SHANGHAI, Jun 12 (SMM) –
Copper: Longs were keen to take profit and left after the previous surges in copper prices. Unionised workers at BHP’s Spence copper mine in northern Chile approved a new labour contract on Monday, which pushed some speculative longs to leave the market.With a widely expected hike in interest rates and as the US dollar stabilised, copper prices are likely to retreat in the short term. LME copper fell overnight but support is seen at the $7,200/mt level. We believe that this round of increases in copper prices has yet to end. LME copper is likely to trade at $7,170-7,230/mt today while the SHFE 1808 contract is likely to trade at 53,600-54,200 yuan/mt. Spot prices are seen at discounts of 50 yuan/mt to premiums of 10 yuan/mt.
Aluminium: LME aluminium attempted to stand above the daily moving average and touched a high of $2,325/mt with support from longs during the European trading session. It was then dragged down by SHFE aluminium to a low of $2,285/mt. It is expected to trade at $2,290-2,320/mt today. The SHFE 1808 contract traded rangebound after it dipped to a low of 14,840 yuan/mt with pressure from shorts. It is likely to trade at 14,700-15,000 yuan/mt today with spot discounts at 30-10 yuan/mt.
Zinc: LME zinc managed to stand firmly above the $3,200/mt level overnight with support at the five-day moving average.
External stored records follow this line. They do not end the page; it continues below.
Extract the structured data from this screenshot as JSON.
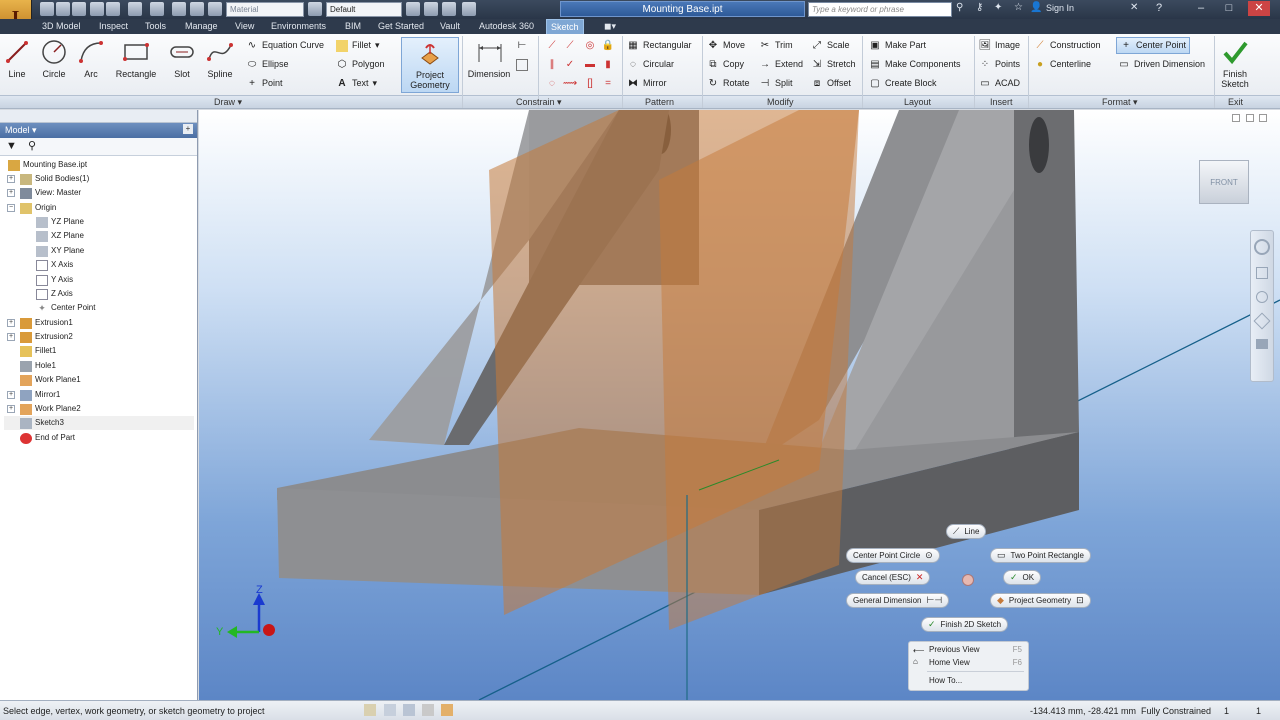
{
  "app": {
    "logo_letter": "I",
    "title": "Mounting Base.ipt"
  },
  "qat": {
    "material": "Material",
    "appearance": "Default"
  },
  "search": {
    "placeholder": "Type a keyword or phrase"
  },
  "user": {
    "signin": "Sign In"
  },
  "tabs": [
    "3D Model",
    "Inspect",
    "Tools",
    "Manage",
    "View",
    "Environments",
    "BIM",
    "Get Started",
    "Vault",
    "Autodesk 360",
    "Sketch"
  ],
  "ribbon": {
    "draw": {
      "line": "Line",
      "circle": "Circle",
      "arc": "Arc",
      "rectangle": "Rectangle",
      "slot": "Slot",
      "spline": "Spline",
      "equation_curve": "Equation Curve",
      "ellipse": "Ellipse",
      "point": "Point",
      "fillet": "Fillet",
      "polygon": "Polygon",
      "text": "Text",
      "project_geometry_1": "Project",
      "project_geometry_2": "Geometry"
    },
    "constrain": {
      "dimension": "Dimension"
    },
    "pattern": {
      "rectangular": "Rectangular",
      "circular": "Circular",
      "mirror": "Mirror"
    },
    "modify": {
      "move": "Move",
      "trim": "Trim",
      "scale": "Scale",
      "copy": "Copy",
      "extend": "Extend",
      "stretch": "Stretch",
      "rotate": "Rotate",
      "split": "Split",
      "offset": "Offset"
    },
    "layout": {
      "make_part": "Make Part",
      "make_components": "Make Components",
      "create_block": "Create Block"
    },
    "insert": {
      "image": "Image",
      "points": "Points",
      "acad": "ACAD"
    },
    "format": {
      "construction": "Construction",
      "center_point": "Center Point",
      "centerline": "Centerline",
      "driven_dimension": "Driven Dimension"
    },
    "exit": {
      "finish_1": "Finish",
      "finish_2": "Sketch"
    },
    "panels": {
      "draw": "Draw ▾",
      "constrain": "Constrain ▾",
      "pattern": "Pattern",
      "modify": "Modify",
      "layout": "Layout",
      "insert": "Insert",
      "format": "Format ▾",
      "exit": "Exit"
    }
  },
  "browser": {
    "title": "Model ▾",
    "tree": [
      "Mounting Base.ipt",
      "Solid Bodies(1)",
      "View: Master",
      "Origin",
      "YZ Plane",
      "XZ Plane",
      "XY Plane",
      "X Axis",
      "Y Axis",
      "Z Axis",
      "Center Point",
      "Extrusion1",
      "Extrusion2",
      "Fillet1",
      "Hole1",
      "Work Plane1",
      "Mirror1",
      "Work Plane2",
      "Sketch3",
      "End of Part"
    ]
  },
  "viewcube": {
    "face": "FRONT"
  },
  "triad": {
    "z": "Z",
    "y": "Y"
  },
  "marking_menu": {
    "line": "Line",
    "center_point_circle": "Center Point Circle",
    "two_point_rectangle": "Two Point Rectangle",
    "cancel": "Cancel (ESC)",
    "ok": "OK",
    "general_dimension": "General Dimension",
    "project_geometry": "Project Geometry",
    "finish_2d_sketch": "Finish 2D Sketch"
  },
  "context_menu": {
    "previous_view": "Previous View",
    "previous_view_shortcut": "F5",
    "home_view": "Home View",
    "home_view_shortcut": "F6",
    "how_to": "How To..."
  },
  "status": {
    "prompt": "Select edge, vertex, work geometry, or sketch geometry to project",
    "coords": "-134.413 mm, -28.421 mm",
    "constraint_state": "Fully Constrained",
    "count1": "1",
    "count2": "1"
  },
  "colors": {
    "accent": "#7fa7d4",
    "part_gray": "#8c8d90",
    "plane_orange": "#c8844a",
    "viewport_bottom": "#5c86c6"
  }
}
It opened below the upper Bollinger band this morning and is likely to try to break the band during the day with a trading range of $3,170-3,220/mt. The SHFE 1808 contract edged up slightly overnight and tested the support at the five-day moving average. Given the firm resistance at the upper Bollinger band, we see limited upward momentum with sluggish fundamentals. We expect SHFE zinc to trade at 24,200-24,650 yuan/mt today with support at the five-day moving average.
Nickel: As the US dollar strengthened, LME nickel dipped and consolidated around the $15,280/mt level overnight. The market remained cautious given the stronger US dollar and worries over the potential trade war. The SHFE 1809 contract fell from the daily moving average and hovered around the 114,870 yuan/mt level within a narrow range overnight. We expect LME nickel to trade weakly and rangebound today with the SHFE 1809 contract at 114,100-116,000 yuan/mt. Spot prices are seen at 114,500-116,000 yuan/mt.
Lead: As the US dollar gained, LME lead fell and hovered around the daily moving average within a wide range overnight after hitting a high of $2,505/mt. We see strong resistance at the five-day moving average and support at the 10-day moving average, and expect it to consolidate between the two today. Longs pushed the SHFE 1807 contract up before closure overnight, and we expect it to trade rangebound today.
Tin: LME tin hit a high of $21,265/mt but lost some gains during the late European trading hours. We expect it to trade rangebound under pressure from the strong US dollar in the short term. The SHFE 1809 contract fell from the opening and moved around short-term moving averages overnight. It closed below the five-day moving average. We expect the contract to consolidate in the short term. Given the weak spot market, we see support at the 150,000 yuan/mt level but limited upward momentum for the contract.